Properties file in python (similar to Java Properties)

I was able to get this to work with ConfigParser, no one showed any examples on how to do this, so here is a simple python reader of a property file and example of the property file. Note that the extension is still .properties, but I had to add a section header similar to what you see in .ini files... a bit of a bastardization, but it works.

The python file: PythonPropertyReader.py

#!/usr/bin/python    
import ConfigParser
config = ConfigParser.RawConfigParser()
config.read('ConfigFile.properties')

print config.get('DatabaseSection', 'database.dbname');

The property file: ConfigFile.properties

[DatabaseSection]
database.dbname=unitTest
database.user=root
database.password=

For more functionality, read: https://docs.python.org/2/library/configparser.html


For .ini files there is the configparser module that provides a format compatible with .ini files.

Anyway there's nothing available for parsing complete .properties files, when I have to do that I simply use jython (I'm talking about scripting).

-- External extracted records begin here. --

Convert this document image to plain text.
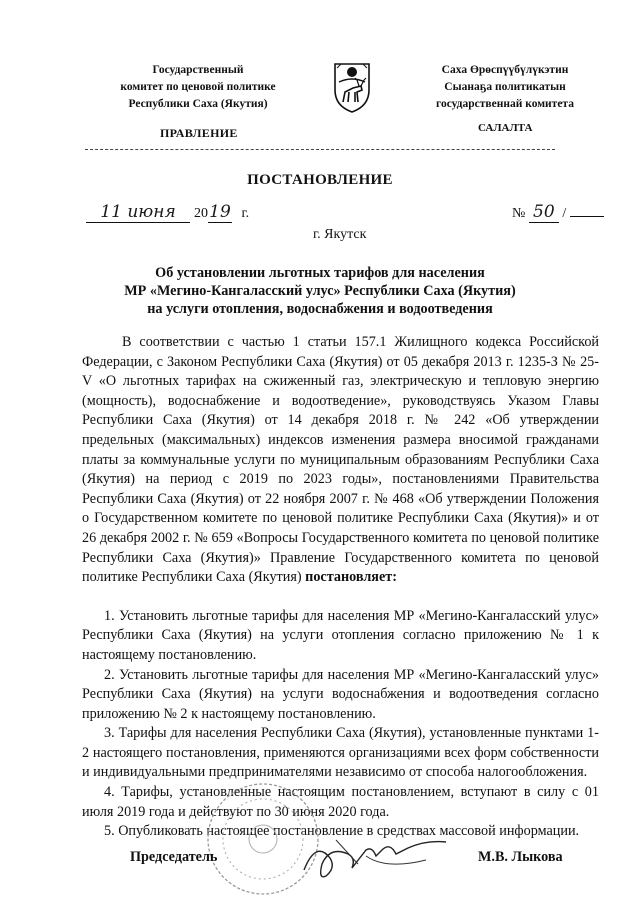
Государственный
комитет по ценовой политике
Республики Саха (Якутия)
Саха Өрөспүүбүлүкэтин
Сыанаҕа политикатын
государственнай комитета
ПРАВЛЕНИЕ	САЛАЛТА
ПОСТАНОВЛЕНИЕ
11 июня 2019 г.	№ 50 /
г. Якутск
Об установлении льготных тарифов для населения
МР «Мегино-Кангаласский улус» Республики Саха (Якутия)
на услуги отопления, водоснабжения и водоотведения

В соответствии с частью 1 статьи 157.1 Жилищного кодекса Российской Федерации, с Законом Республики Саха (Якутия) от 05 декабря 2013 г. 1235-З № 25-V «О льготных тарифах на сжиженный газ, электрическую и тепловую энергию (мощность), водоснабжение и водоотведение», руководствуясь Указом Главы Республики Саха (Якутия) от 14 декабря 2018 г. № 242 «Об утверждении предельных (максимальных) индексов изменения размера вносимой гражданами платы за коммунальные услуги по муниципальным образованиям Республики Саха (Якутия) на период с 2019 по 2023 годы», постановлениями Правительства Республики Саха (Якутия) от 22 ноября 2007 г. № 468 «Об утверждении Положения о Государственном комитете по ценовой политике Республики Саха (Якутия)» и от 26 декабря 2002 г. № 659 «Вопросы Государственного комитета по ценовой политике Республики Саха (Якутия)» Правление Государственного комитета по ценовой политике Республики Саха (Якутия) постановляет:

1. Установить льготные тарифы для населения МР «Мегино-Кангаласский улус» Республики Саха (Якутия) на услуги отопления согласно приложению № 1 к настоящему постановлению.

2. Установить льготные тарифы для населения МР «Мегино-Кангаласский улус» Республики Саха (Якутия) на услуги водоснабжения и водоотведения согласно приложению № 2 к настоящему постановлению.

3. Тарифы для населения Республики Саха (Якутия), установленные пунктами 1-2 настоящего постановления, применяются организациями всех форм собственности и индивидуальными предпринимателями независимо от способа налогообложения.

4. Тарифы, установленные настоящим постановлением, вступают в силу с 01 июля 2019 года и действуют по 30 июня 2020 года.

5. Опубликовать настоящее постановление в средствах массовой информации.

Председатель	М.В. Лыкова
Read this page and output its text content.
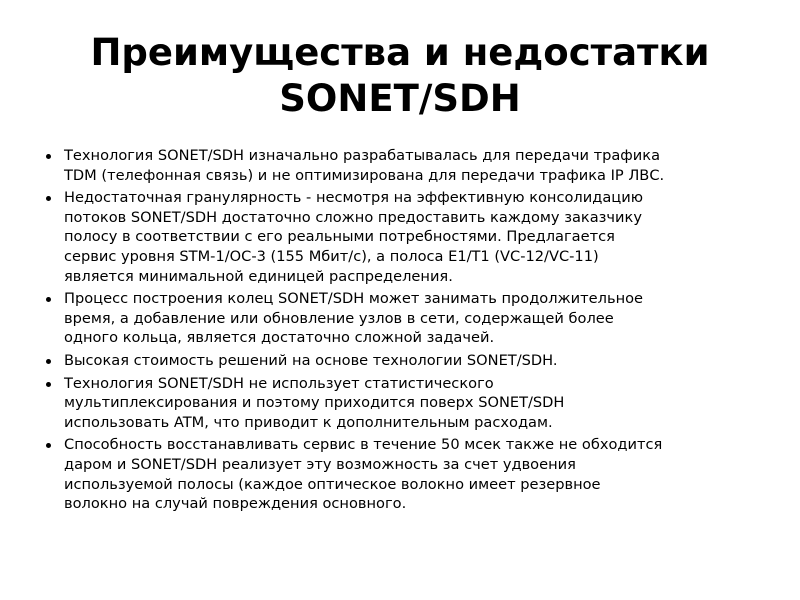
Преимущества и недостатки
SONET/SDH
Технология SONET/SDH изначально разрабатывалась для передачи трафика
TDM (телефонная связь) и не оптимизирована для передачи трафика IP ЛВС.
Недостаточная гранулярность - несмотря на эффективную консолидацию
потоков SONET/SDH достаточно сложно предоставить каждому заказчику
полосу в соответствии с его реальными потребностями. Предлагается
сервис уровня STM-1/OC-3 (155 Мбит/с), а полоса E1/T1 (VC-12/VC-11)
является минимальной единицей распределения.
Процесс построения колец SONET/SDH может занимать продолжительное
время, а добавление или обновление узлов в сети, содержащей более
одного кольца, является достаточно сложной задачей.
Высокая стоимость решений на основе технологии SONET/SDH.
Технология SONET/SDH не использует статистического
мультиплексирования и поэтому приходится поверх SONET/SDH
использовать ATM, что приводит к дополнительным расходам.
Способность восстанавливать сервис в течение 50 мсек также не обходится
даром и SONET/SDH реализует эту возможность за счет удвоения
используемой полосы (каждое оптическое волокно имеет резервное
волокно на случай повреждения основного.
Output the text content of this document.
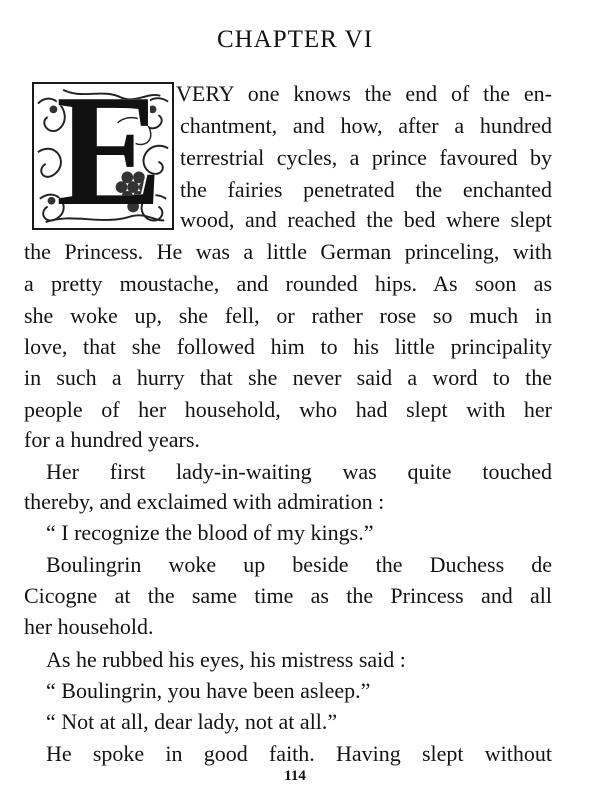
CHAPTER VI
E VERY one knows the end of the en-
chantment, and how, after a hundred
terrestrial cycles, a prince favoured by
the fairies penetrated the enchanted
wood, and reached the bed where slept
the Princess. He was a little German princeling, with
a pretty moustache, and rounded hips. As soon as
she woke up, she fell, or rather rose so much in
love, that she followed him to his little principality
in such a hurry that she never said a word to the
people of her household, who had slept with her
for a hundred years.
Her first lady-in-waiting was quite touched
thereby, and exclaimed with admiration :
“ I recognize the blood of my kings.”
Boulingrin woke up beside the Duchess de
Cicogne at the same time as the Princess and all
her household.
As he rubbed his eyes, his mistress said :
“ Boulingrin, you have been asleep.”
“ Not at all, dear lady, not at all.”
He spoke in good faith. Having slept without
114
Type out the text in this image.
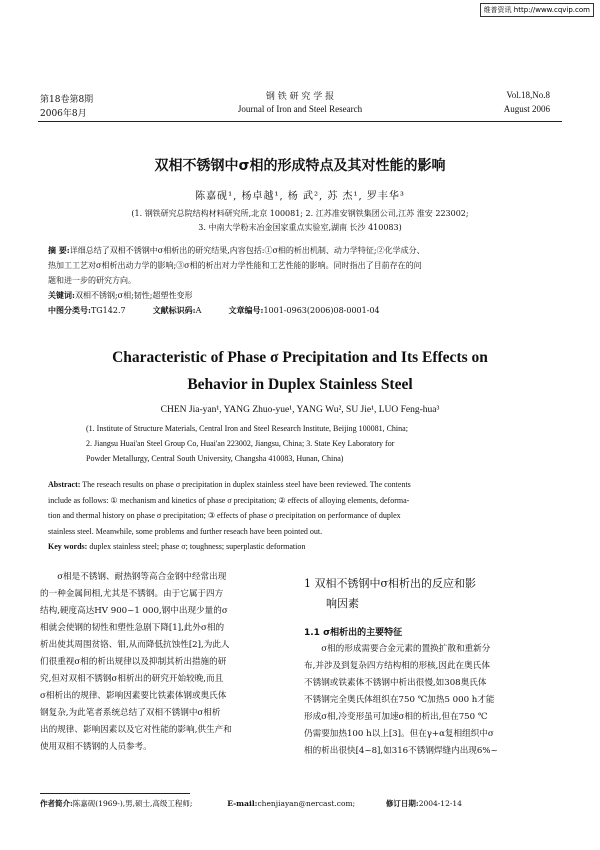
维普资讯 http://www.cqvip.com
第18卷第8期
2006年8月
钢 铁 研 究 学 报
Journal of Iron and Steel Research
Vol.18,No.8
August 2006
双相不锈钢中σ相的形成特点及其对性能的影响
陈嘉砚¹, 杨卓越¹, 杨 武², 苏 杰¹, 罗丰华³
(1. 钢铁研究总院结构材料研究所,北京 100081; 2. 江苏准安钢铁集团公司,江苏 淮安 223002;
3. 中南大学粉末冶金国家重点实验室,湖南 长沙 410083)
摘 要:详细总结了双相不锈钢中σ相析出的研究结果,内容包括:①σ相的析出机制、动力学特征;②化学成分、
热加工工艺对σ相析出动力学的影响;③σ相的析出对力学性能和工艺性能的影响。同时指出了目前存在的问
题和进一步的研究方向。
关键词:双相不锈钢;σ相;韧性;超塑性变形
中图分类号:TG142.7	文献标识码:A	文章编号:1001-0963(2006)08-0001-04
Characteristic of Phase σ Precipitation and Its Effects on
Behavior in Duplex Stainless Steel
CHEN Jia-yan¹, YANG Zhuo-yue¹, YANG Wu², SU Jie¹, LUO Feng-hua³
(1. Institute of Structure Materials, Central Iron and Steel Research Institute, Beijing 100081, China;
2. Jiangsu Huai'an Steel Group Co, Huai'an 223002, Jiangsu, China; 3. State Key Laboratory for
Powder Metallurgy, Central South University, Changsha 410083, Hunan, China)
Abstract: The reseach results on phase σ precipitation in duplex stainless steel have been reviewed. The contents
include as follows: ① mechanism and kinetics of phase σ precipitation; ② effects of alloying elements, deforma-
tion and thermal history on phase σ precipitation; ③ effects of phase σ precipitation on performance of duplex
stainless steel. Meanwhile, some problems and further reseach have been pointed out.
Key words: duplex stainless steel; phase σ; toughness; superplastic deformation
σ相是不锈钢、耐热钢等高合金钢中经常出现
的一种金属间相,尤其是不锈钢。由于它属于四方
结构,硬度高达HV 900~1 000,钢中出现少量的σ
相就会使钢的韧性和塑性急剧下降[1],此外σ相的
析出使其周围贫铬、钼,从而降低抗蚀性[2],为此人
们很重视σ相的析出规律以及抑制其析出措施的研
究,但对双相不锈钢σ相析出的研究开始较晚,而且
σ相析出的规律、影响因素要比铁素体钢或奥氏体
钢复杂,为此笔者系统总结了双相不锈钢中σ相析
出的规律、影响因素以及它对性能的影响,供生产和
使用双相不锈钢的人员参考。
1 双相不锈钢中σ相析出的反应和影
响因素
1.1 σ相析出的主要特征
σ相的形成需要合金元素的置换扩散和重新分
布,并涉及到复杂四方结构相的形核,因此在奥氏体
不锈钢或铁素体不锈钢中析出很慢,如308奥氏体
不锈钢完全奥氏体组织在750 ℃加热5 000 h才能
形成σ相,冷变形虽可加速σ相的析出,但在750 ℃
仍需要加热100 h以上[3]。但在γ+α复相组织中σ
相的析出很快[4~8],如316不锈钢焊缝内出现6%~
作者简介:陈嘉砚(1969-),男,硕士,高级工程师;	E-mail:chenjiayan@nercast.com;	修订日期:2004-12-14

I know that this is a very old question, but I need it just now and I decided to implement my own solution, a pure python solution, that covers most uses cases (not all):

def load_properties(filepath, sep='=', comment_char='#'):
    """
    Read the file passed as parameter as a properties file.
    """
    props = {}
    with open(filepath, "rt") as f:
        for line in f:
            l = line.strip()
            if l and not l.startswith(comment_char):
                key_value = l.split(sep)
                key = key_value[0].strip()
                value = sep.join(key_value[1:]).strip().strip('"') 
                props[key] = value 
    return props

You can change the sep to ':' to parse files with format:

key : value

The code parses correctly lines like:

url = "http://my-host.com"
name = Paul = Pablo
# This comment line will be ignored

You'll get a dict with:

{"url": "http://my-host.com", "name": "Paul = Pablo" }

A java properties file is often valid python code as well. You could rename your myconfig.properties file to myconfig.py. Then just import your file, like this

import myconfig

and access the properties directly

print myconfig.propertyName1

If you have an option of file formats I suggest using .ini and Python's ConfigParser as mentioned. If you need compatibility with Java .properties files I have written a library for it called jprops. We were using pyjavaproperties, but after encountering various limitations I ended up implementing my own. It has full support for the .properties format, including unicode support and better support for escape sequences. Jprops can also parse any file-like object while pyjavaproperties only works with real files on disk.